Here is the code I am using to benchmark.

import dgl
import torch as th
import dgl.ops as F
import time
import csv

cpu_dry_run = gpu_dry_run=3
cpu_benchmark_run =gpu_benchmark_run = 10

f = open('./result_dgl_test.csv', 'w')
writer = csv.writer(f)
writer.writerow(["feature size","total nodes num", "num edges","CPU Time","GPU Time"])

feature_size_list = [1,2,4,8,16,32,64,100,128,200,256,300,400,512,1024]

nodes_num_list = [1000,10000,100000]
edge_num_factor_list = [1,2,3,4,5,6,7,8,10]


for edge_num_factor in edge_num_factor_list:
    for nodes_num in nodes_num_list:
        for feature_size in feature_size_list:
        
            # print(feature_size)
            src = th.randint(nodes_num,(nodes_num*edge_num_factor,))
            dst = th.randint(nodes_num,(nodes_num*edge_num_factor,))

            g = dgl.graph((src, dst))  

            y = th.arange(1, feature_size*nodes_num+1).float().view(nodes_num, feature_size).requires_grad_()

            # measure the performance on cuda.
            g_cuda = g.to(th.device('cuda:0'))

            y_cuda = y.to(th.device('cuda:0'))
            th.cuda.synchronize()
            for i in range(gpu_dry_run):
                test_cuda=F.gsddmm(g_cuda,"dot",y_cuda,y_cuda,"u","v")
            th.cuda.synchronize()
            start = time.time()
            for i in range(gpu_benchmark_run):
                test_cuda=F.gsddmm(g_cuda,"dot",y_cuda,y_cuda,"u","v")
            th.cuda.synchronize()
            end = time.time()
            gpu_time_per_iteration = (end - start)/float(gpu_benchmark_run)
            print("gpu",gpu_time_per_iteration*1000," ms")

            for i in range(cpu_dry_run):
                test=F.gsddmm(g,"dot",y,y,"u","v")

            start = time.time()
            for i in range(cpu_benchmark_run):
                test=F.gsddmm(g,"dot",y,y,"u","v")
            end = time.time()
            cpu_time_per_iteration = (end - start)/float(cpu_benchmark_run)
            print("cpu: ",cpu_time_per_iteration*1000," ms")
            writer.writerow([feature_size,nodes_num,g.num_edges(), cpu_time_per_iteration*1000,gpu_time_per_iteration*1000])

f.close()

The error you hit is caused by unexpected num_nodes in graph.

Please specify the num_nodes explicitly like g = dgl.graph((src, dst), num_nodes=nodes_num).

If not given, num_nodes will be the largest node ID plus 1 from the [data] argument.

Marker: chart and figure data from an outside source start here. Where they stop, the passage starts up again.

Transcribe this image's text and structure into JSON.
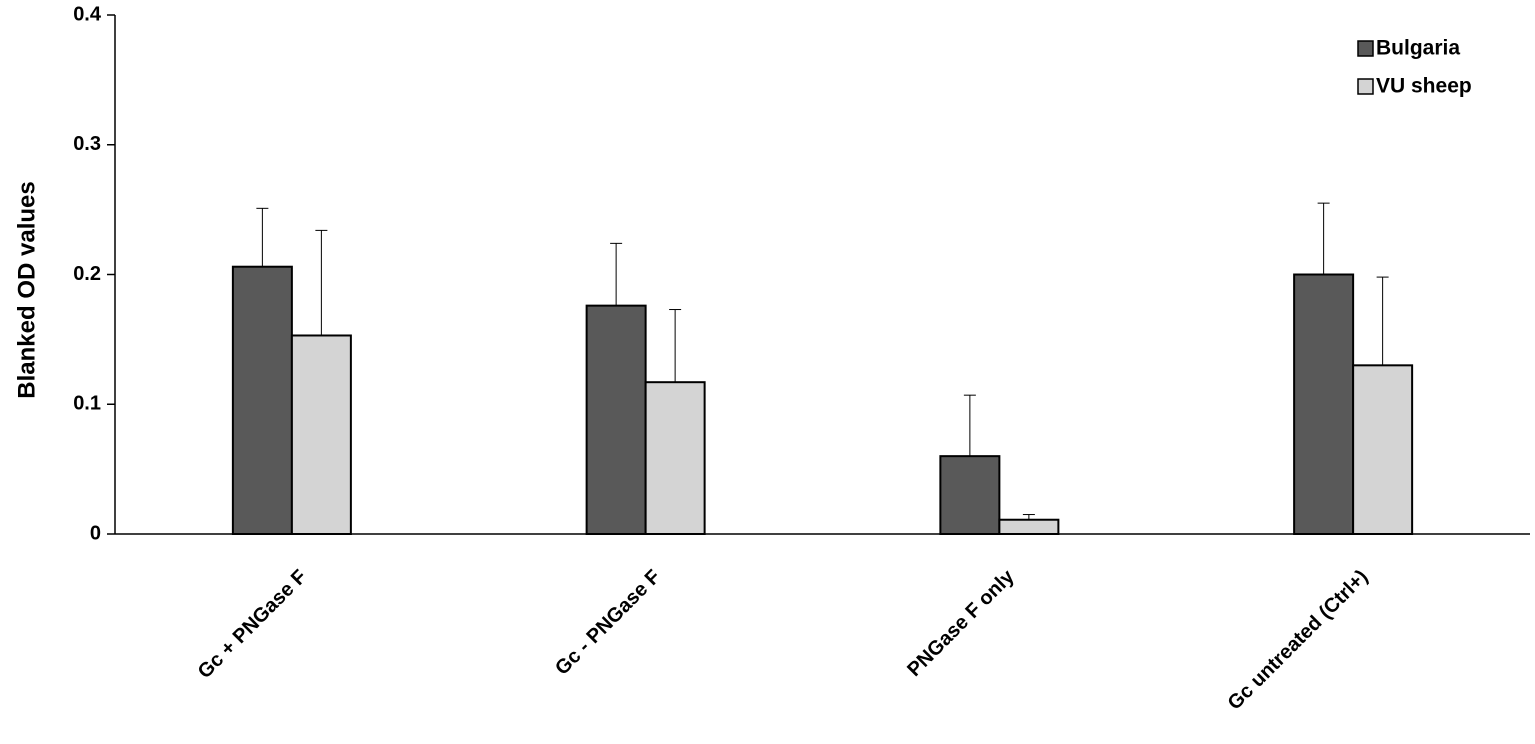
{
  "chart_data": {
    "type": "bar",
    "y_label": "Blanked OD values",
    "categories": [
      "Gc + PNGase F",
      "Gc - PNGase F",
      "PNGase F only",
      "Gc untreated (Ctrl+)"
    ],
    "series": [
      {
        "name": "Bulgaria",
        "color": "#595959",
        "values": [
          0.206,
          0.176,
          0.06,
          0.2
        ],
        "errors": [
          0.045,
          0.048,
          0.047,
          0.055
        ]
      },
      {
        "name": "VU sheep",
        "color": "#d4d4d4",
        "values": [
          0.153,
          0.117,
          0.011,
          0.13
        ],
        "errors": [
          0.081,
          0.056,
          0.004,
          0.068
        ]
      }
    ],
    "ylim": [
      0,
      0.4
    ],
    "yticks": [
      0,
      0.1,
      0.2,
      0.3,
      0.4
    ],
    "legend": "top-right"
  }
}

Refer to dgl.graph — DGL 0.8.1 documentation for more details.

The way you used to create src/dst does not guarantee expected num_nodes is chosen.

Thanks! It makes sense. The random nodes array (src and dst) may not include the largest node ID, so the data array (y) may more nodes than nodes array.

After explicitly specify the number of nodes, the error goes away!